With the U.S. government mopping up the economic mess made by so many of them, U.S. banks ought to be open to changing their relationships with poor communities.
Banks can be better public institutions by offering products that don’t exclude major population groups. About 40 million Americans have no bank accounts. Banks’ high fees and exclusionary rules are a big part of the reason. It’s hard enough for low-income families to save—high balance requirements make it even harder.
When researchers asked low-income families why they don’t have a savings account, only 37% said it was because they couldn’t save, according to the 2006 Detroit Area Household Financial Services study conducted by the University of Michigan. Nearly 29% said that lower fees would encourage them to open a bank account.
By offering accounts with tangles of strings and fees, banks push families toward predatory financial institutions, where they pay about 2% to 3% of their checks’ value straight to check cashers.

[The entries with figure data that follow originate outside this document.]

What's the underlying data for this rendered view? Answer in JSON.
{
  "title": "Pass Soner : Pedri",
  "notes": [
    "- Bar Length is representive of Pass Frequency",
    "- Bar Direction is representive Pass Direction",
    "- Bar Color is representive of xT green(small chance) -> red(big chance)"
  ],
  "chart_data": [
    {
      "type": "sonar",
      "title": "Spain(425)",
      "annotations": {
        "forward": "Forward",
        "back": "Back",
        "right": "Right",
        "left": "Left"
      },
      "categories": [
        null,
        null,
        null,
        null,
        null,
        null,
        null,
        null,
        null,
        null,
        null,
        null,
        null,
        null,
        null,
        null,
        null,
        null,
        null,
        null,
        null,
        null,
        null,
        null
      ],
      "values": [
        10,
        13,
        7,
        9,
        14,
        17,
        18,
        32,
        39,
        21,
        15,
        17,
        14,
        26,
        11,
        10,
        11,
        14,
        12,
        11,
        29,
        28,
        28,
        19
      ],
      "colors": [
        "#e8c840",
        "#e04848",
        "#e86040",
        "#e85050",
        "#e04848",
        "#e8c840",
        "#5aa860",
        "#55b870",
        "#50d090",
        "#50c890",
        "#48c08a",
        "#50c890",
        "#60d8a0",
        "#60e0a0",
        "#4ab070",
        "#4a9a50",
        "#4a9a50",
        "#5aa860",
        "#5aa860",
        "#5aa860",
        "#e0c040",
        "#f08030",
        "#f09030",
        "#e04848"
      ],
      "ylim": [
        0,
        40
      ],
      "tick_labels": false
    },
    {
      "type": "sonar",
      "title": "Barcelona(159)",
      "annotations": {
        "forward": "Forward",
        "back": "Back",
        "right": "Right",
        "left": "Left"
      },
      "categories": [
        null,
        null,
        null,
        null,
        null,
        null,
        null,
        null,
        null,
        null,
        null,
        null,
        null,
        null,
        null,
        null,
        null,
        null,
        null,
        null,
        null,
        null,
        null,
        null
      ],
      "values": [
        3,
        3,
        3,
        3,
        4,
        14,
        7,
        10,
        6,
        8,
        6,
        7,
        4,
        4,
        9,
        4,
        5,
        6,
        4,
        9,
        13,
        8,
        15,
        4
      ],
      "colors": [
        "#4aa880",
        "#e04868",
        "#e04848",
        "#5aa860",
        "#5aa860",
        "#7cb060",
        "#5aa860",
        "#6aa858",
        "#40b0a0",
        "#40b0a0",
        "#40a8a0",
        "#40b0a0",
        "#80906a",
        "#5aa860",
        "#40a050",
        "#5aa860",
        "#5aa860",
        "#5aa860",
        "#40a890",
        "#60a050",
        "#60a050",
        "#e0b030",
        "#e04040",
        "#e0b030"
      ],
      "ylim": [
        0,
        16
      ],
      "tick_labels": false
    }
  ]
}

Banks should think about services to poor communities as as investment in customers, which could pay handsome dividends in the future as these customers’ families turn to trusted sources for future financial services.
As banks work to get back on solid ground, they ought to keep the help they received from the American people in mind and accept the moral obligation to lower barriers to economic prosperity for the nation’s most vulnerable communities.
Banks are not “obligated” to provide free checking account services to low-income people any more than McDonald’s (MCD), Starbucks (SBUX), and Toyota (TM) are obligated to give them free burgers, coffee, and cars. Those who advocate such a thing are perfectly free to pick up the bank fees of as many low-income people as they can. I would be the last person in the world to stand in their way. The problem is not bank fees; the problem is low income. Forcing banks to give away some of their services for free will not improve the income-earning ability of low-income earners.
If an expansion of the welfare state in this way is desired, one wonders why it should be funded in such a discriminatory manner by an implicit tax on banks and not through general tax revenues—especially at a time when many banks are, well, verging on bankruptcy.
Moreover, if such a thing becomes acceptable, there inevitably will be calls for government to force other corporations to give more freebies to “the poor.” Why, someone in government may even get the harebrained idea of forcing mortgage lenders to ignore traditional ability-to-pay requirements for mortgage loans to low-income people, known as “subprime” loans. (Oops, I forgot; this has been the policy of HUD, the Fed, and other arms of the federal government for some 30 years now and a contributing cause of the current economic crisis).
This is nothing more than backdoor welfare statism. Like welfare statism in general, it creates the moral hazard of weakening work incentives, creating even more poverty.